Fig. 4

Representing preclinical (4 month) and established SLE (11 month) time point analyses of different intestinal section (duodenum, jejunum, ileum, cecum, or colon) microbiota compositions in healthy control (abbreviated Wt) and lupus mice pristane (Pt) amd FcGRIIb-/- (Ko), as indicated by alpha diversity indices at genus levels of (A) number of OTUs, (B) Chao richness and (C) Shannon diversity; (D) percent relative abundance of bacterial phylum OTUs (p_ abbreviates phylum, and “Other phyla (≤ 0.01)” represents phyla that each contain < 0.01% frequency) (feces samples were included); and (E) percent relative abundance of bacterial genus OTUs (g_ abbreviates genus, c_ class, o_ order, f_ family, and “Other genera (≤ 1)” represents genera that each contain ≤ 1%) (feces samples were included).

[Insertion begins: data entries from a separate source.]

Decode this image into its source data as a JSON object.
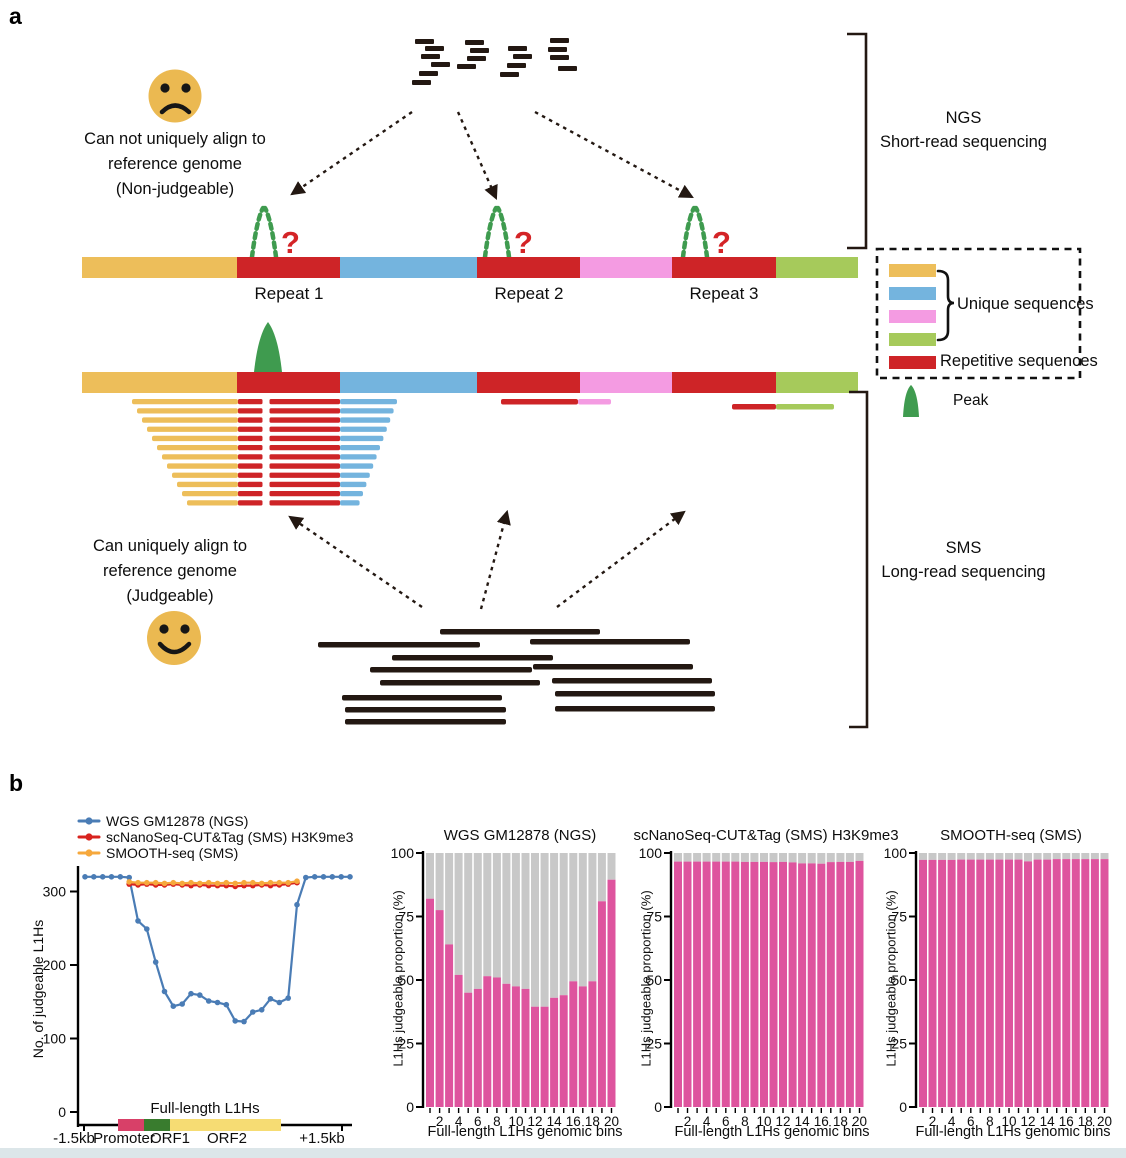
{
  "colors": {
    "track_orange": "#edbe5a",
    "track_red": "#ce2427",
    "track_blue": "#74b4de",
    "track_pink": "#f49be2",
    "track_green": "#a6ca5b",
    "peak_green": "#3f9b4f",
    "ink": "#231812",
    "face_yellow": "#ebb951",
    "question_red": "#d42427",
    "line_blue": "#4a7cb5",
    "line_red": "#d8231e",
    "line_orange": "#f6a83c",
    "bar_pink": "#de549e",
    "bar_gray": "#c8c8c8",
    "gene_promoter": "#d84068",
    "gene_orf1": "#397c2e",
    "gene_orf2": "#f6dc73"
  },
  "panel_a": {
    "label": "a",
    "sad_caption_line1": "Can not uniquely align to",
    "sad_caption_line2": "reference genome",
    "sad_caption_line3": "(Non-judgeable)",
    "happy_caption_line1": "Can uniquely align to",
    "happy_caption_line2": "reference genome",
    "happy_caption_line3": "(Judgeable)",
    "ngs_line1": "NGS",
    "ngs_line2": "Short-read sequencing",
    "sms_line1": "SMS",
    "sms_line2": "Long-read sequencing",
    "repeat_labels": [
      "Repeat 1",
      "Repeat 2",
      "Repeat 3"
    ],
    "question_mark": "?",
    "legend": {
      "unique": "Unique sequences",
      "repetitive": "Repetitive sequences",
      "peak": "Peak"
    }
  },
  "panel_b": {
    "label": "b",
    "legend": {
      "items": [
        {
          "label": "WGS GM12878 (NGS)",
          "color": "#4a7cb5"
        },
        {
          "label": "scNanoSeq-CUT&Tag (SMS) H3K9me3",
          "color": "#d8231e"
        },
        {
          "label": "SMOOTH-seq (SMS)",
          "color": "#f6a83c"
        }
      ]
    }
  },
  "chart_data": [
    {
      "type": "line",
      "ylabel": "No. of judgeable L1Hs",
      "yticks": [
        0,
        100,
        200,
        300
      ],
      "ylim": [
        0,
        330
      ],
      "x_axis_labels": {
        "left": "-1.5kb",
        "right": "+1.5kb"
      },
      "gene_annotation": "Full-length L1Hs",
      "gene_model": [
        {
          "name": "Promoter",
          "color_key": "gene_promoter"
        },
        {
          "name": "ORF1",
          "color_key": "gene_orf1"
        },
        {
          "name": "ORF2",
          "color_key": "gene_orf2"
        }
      ],
      "n_points": 31,
      "series": [
        {
          "name": "WGS GM12878 (NGS)",
          "color_key": "line_blue",
          "start_index": 0,
          "values": [
            320,
            320,
            320,
            320,
            320,
            319,
            260,
            249,
            204,
            164,
            144,
            147,
            161,
            159,
            151,
            149,
            146,
            124,
            123,
            136,
            139,
            154,
            149,
            155,
            282,
            319,
            320,
            320,
            320,
            320,
            320
          ]
        },
        {
          "name": "scNanoSeq-CUT&Tag (SMS) H3K9me3",
          "color_key": "line_red",
          "start_index": 5,
          "values": [
            310,
            309,
            310,
            309,
            309,
            310,
            309,
            308,
            309,
            308,
            308,
            308,
            307,
            308,
            308,
            309,
            308,
            309,
            310,
            312
          ]
        },
        {
          "name": "SMOOTH-seq (SMS)",
          "color_key": "line_orange",
          "start_index": 5,
          "values": [
            313,
            312,
            312,
            312,
            311,
            312,
            311,
            312,
            311,
            312,
            311,
            312,
            311,
            312,
            312,
            311,
            312,
            312,
            312,
            314
          ]
        }
      ]
    },
    {
      "type": "stacked-bar",
      "title": "WGS GM12878 (NGS)",
      "ylabel": "L1Hs judgeable proportion (%)",
      "xlabel": "Full-length L1Hs genomic bins",
      "yticks": [
        0,
        25,
        50,
        75,
        100
      ],
      "bin_tick_labels": [
        2,
        4,
        6,
        8,
        10,
        12,
        14,
        16,
        18,
        20
      ],
      "n_bins": 20,
      "values": [
        82,
        77.5,
        64,
        52,
        45,
        46.5,
        51.5,
        51,
        48.5,
        47.5,
        46.5,
        39.5,
        39.5,
        43,
        44,
        49.5,
        47.5,
        49.5,
        81,
        89.5
      ]
    },
    {
      "type": "stacked-bar",
      "title": "scNanoSeq-CUT&Tag (SMS) H3K9me3",
      "ylabel": "L1Hs judgeable proportion (%)",
      "xlabel": "Full-length L1Hs genomic bins",
      "yticks": [
        0,
        25,
        50,
        75,
        100
      ],
      "bin_tick_labels": [
        2,
        4,
        6,
        8,
        10,
        12,
        14,
        16,
        18,
        20
      ],
      "n_bins": 20,
      "values": [
        96.6,
        96.6,
        96.6,
        96.6,
        96.6,
        96.6,
        96.6,
        96.5,
        96.5,
        96.5,
        96.4,
        96.5,
        96.3,
        95.9,
        95.9,
        95.8,
        96.4,
        96.5,
        96.5,
        96.9
      ]
    },
    {
      "type": "stacked-bar",
      "title": "SMOOTH-seq (SMS)",
      "ylabel": "L1Hs judgeable proportion (%)",
      "xlabel": "Full-length L1Hs genomic bins",
      "yticks": [
        0,
        25,
        50,
        75,
        100
      ],
      "bin_tick_labels": [
        2,
        4,
        6,
        8,
        10,
        12,
        14,
        16,
        18,
        20
      ],
      "n_bins": 20,
      "values": [
        97.3,
        97.3,
        97.3,
        97.3,
        97.4,
        97.4,
        97.4,
        97.4,
        97.4,
        97.4,
        97.4,
        96.7,
        97.4,
        97.4,
        97.6,
        97.6,
        97.6,
        97.6,
        97.6,
        97.6
      ]
    }
  ]
}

In (A-C) colored line (pale blue, pink, and red, pink) represents the average of samples in each group. “*” represents significant difference between healthy and lupus-prone mice (pristane or knockout) (p ≤ 0.05) calculated by ANOVA. In (E), the OTUs where Mothur could not identify the genus names were denoted by small letters to the deepest taxonomic names that could be identified (e.g., o_ abbreviates order). Data were from 3–5 mice per group.